Il convegno inizierà alle ore 9.30 con i saluti dei Presidenti del Consiglio, Stefano Aggravi, e della Regione, Renzo Testolin, del Vescovo di Aosta, Franco Lovignana, e della Rettrice dell'Università, Manuela Ceretta. La mattinata proporrà una lettura storica del pensiero politico di Don Luigi Sturzo, fondatore del Partito popolare italiano, e del suo contributo alle origini dell'autonomia valdostana. Sono previsti gli interventi di Paolo Gheda (Università della Valle d'Aosta), Massimo De Giuseppe (Università Iulm di Milano), Alessandro Celi (Fondation Émile Chanoux) e Andrea Desandré (Istituto storico della Resistenza). I lavori saranno introdotti da Nicola Antonetti, Presidente dell'Istituto Luigi Sturzo.
Nel pomeriggio, a partire dalle ore 14.30, il tema sarà affrontato da una prospettiva giuridica, con un approfondimento sul contesto nazionale in cui si è affermata l'autonomia valdostana e sulla proposta cattolica di Stato regionale legata al principio di sussidiarietà. Interverranno Roberto Louvin (Università di Trieste), Marco Olivetti (Università Lumsa di Roma) e Antonio Mastropaolo (Università della Valle d’Aosta), introdotti da Anna Maria Poggi (Università di Torino). Le conclusioni saranno affidate a Renato Balduzzi dell’Università Cattolica del Sacro Cuore di Milano.

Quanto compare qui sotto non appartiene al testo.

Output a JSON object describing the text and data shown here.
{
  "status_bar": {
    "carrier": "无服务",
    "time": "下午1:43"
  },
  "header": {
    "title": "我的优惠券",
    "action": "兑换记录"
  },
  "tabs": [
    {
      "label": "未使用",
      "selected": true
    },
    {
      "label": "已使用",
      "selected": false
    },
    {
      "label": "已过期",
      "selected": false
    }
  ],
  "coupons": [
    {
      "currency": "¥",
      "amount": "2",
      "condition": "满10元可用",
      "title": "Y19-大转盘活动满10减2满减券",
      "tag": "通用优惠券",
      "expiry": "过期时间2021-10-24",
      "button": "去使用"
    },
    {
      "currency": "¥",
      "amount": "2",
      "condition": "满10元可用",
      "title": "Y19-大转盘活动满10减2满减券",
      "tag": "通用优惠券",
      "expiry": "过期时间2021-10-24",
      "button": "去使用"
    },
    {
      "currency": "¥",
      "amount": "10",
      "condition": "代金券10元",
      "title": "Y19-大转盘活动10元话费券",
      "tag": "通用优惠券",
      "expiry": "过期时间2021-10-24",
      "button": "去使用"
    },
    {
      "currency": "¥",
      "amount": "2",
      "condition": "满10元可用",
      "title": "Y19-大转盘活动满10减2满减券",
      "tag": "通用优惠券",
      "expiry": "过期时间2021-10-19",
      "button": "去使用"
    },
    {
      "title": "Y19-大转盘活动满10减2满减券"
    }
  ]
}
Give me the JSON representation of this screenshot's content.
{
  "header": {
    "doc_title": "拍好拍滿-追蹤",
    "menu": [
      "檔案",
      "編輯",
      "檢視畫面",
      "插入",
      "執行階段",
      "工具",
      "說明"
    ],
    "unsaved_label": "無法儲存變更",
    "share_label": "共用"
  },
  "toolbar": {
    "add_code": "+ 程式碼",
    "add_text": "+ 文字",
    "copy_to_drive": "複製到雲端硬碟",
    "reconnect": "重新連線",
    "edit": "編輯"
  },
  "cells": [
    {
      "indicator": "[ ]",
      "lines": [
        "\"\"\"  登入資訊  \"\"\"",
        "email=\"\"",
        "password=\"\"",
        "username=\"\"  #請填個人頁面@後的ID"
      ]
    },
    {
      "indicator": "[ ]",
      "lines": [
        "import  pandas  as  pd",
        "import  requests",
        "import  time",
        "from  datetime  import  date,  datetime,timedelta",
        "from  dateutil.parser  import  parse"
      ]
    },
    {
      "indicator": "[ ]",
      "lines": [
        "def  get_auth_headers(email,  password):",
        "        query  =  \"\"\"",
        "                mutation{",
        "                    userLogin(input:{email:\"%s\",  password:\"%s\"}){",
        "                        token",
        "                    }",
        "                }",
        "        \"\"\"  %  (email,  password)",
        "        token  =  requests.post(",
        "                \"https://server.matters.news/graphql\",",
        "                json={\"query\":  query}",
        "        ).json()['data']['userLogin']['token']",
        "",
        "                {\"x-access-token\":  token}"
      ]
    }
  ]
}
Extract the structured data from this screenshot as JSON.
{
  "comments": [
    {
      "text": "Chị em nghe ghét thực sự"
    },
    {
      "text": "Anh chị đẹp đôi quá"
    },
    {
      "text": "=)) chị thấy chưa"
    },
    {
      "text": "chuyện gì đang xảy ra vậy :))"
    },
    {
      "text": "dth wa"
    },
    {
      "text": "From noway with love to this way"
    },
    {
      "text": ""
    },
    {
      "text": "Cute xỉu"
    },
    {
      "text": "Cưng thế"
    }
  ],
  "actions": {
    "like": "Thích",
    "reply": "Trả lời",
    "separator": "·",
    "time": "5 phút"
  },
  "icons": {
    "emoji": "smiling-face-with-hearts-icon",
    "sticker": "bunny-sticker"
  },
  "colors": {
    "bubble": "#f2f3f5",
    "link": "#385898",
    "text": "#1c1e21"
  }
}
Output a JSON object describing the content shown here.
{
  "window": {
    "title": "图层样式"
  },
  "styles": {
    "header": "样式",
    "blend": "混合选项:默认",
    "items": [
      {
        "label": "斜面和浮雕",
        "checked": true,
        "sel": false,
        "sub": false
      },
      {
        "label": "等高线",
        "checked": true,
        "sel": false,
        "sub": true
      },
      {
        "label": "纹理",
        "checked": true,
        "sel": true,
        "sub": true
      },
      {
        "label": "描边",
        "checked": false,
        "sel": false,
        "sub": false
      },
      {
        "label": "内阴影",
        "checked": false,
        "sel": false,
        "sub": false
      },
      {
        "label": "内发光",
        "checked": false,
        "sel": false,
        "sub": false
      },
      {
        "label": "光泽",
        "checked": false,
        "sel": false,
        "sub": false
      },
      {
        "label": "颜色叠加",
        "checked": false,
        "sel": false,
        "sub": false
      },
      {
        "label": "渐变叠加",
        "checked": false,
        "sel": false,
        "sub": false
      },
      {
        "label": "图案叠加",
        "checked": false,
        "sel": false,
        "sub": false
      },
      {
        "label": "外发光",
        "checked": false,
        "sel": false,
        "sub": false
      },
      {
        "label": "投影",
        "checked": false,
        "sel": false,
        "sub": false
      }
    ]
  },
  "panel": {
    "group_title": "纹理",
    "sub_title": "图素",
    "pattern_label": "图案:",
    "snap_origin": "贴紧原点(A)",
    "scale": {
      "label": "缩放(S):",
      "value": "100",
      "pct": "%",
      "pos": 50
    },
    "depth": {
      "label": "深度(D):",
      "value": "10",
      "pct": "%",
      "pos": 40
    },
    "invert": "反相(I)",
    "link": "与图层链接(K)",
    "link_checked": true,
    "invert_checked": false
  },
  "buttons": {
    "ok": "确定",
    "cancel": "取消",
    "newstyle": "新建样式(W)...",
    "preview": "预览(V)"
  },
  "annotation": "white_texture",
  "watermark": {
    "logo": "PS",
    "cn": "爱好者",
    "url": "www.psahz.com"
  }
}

«L'obiettivo di questo incontro è quello di approfondire il contributo del regionalismo di ispirazione cattolica alla definizione delle autonomie locali, con particolare attenzione al caso valdostano e al suo inserimento nelle dinamiche centro-periferia del contesto politico-amministrativo nazionale - aggiunge la Rettrice dell'Università della Valle d'Aosta, Manuela Ceretta -. Attraverso prospettive di indagine storiche e giuridiche, i relatori analizzeranno il ruolo svolto dalle forze cattoliche nel dibattito pubblico sul particolarismo e il decentramento in Italia nel Novecento. La co-organizzazione dell'iniziativa con la Presidenza del Consiglio regionale della Valle d'Aosta assume un significato ancora più rilevante per la prossimità della ricorrenza della promulgazione dei decreti luogotenenziali del 1945. Una ricorrenza che offre l'occasione per rileggere, attraverso gli strumenti della ricerca storica e giuridica, le radici dell'autonomia valdostana.»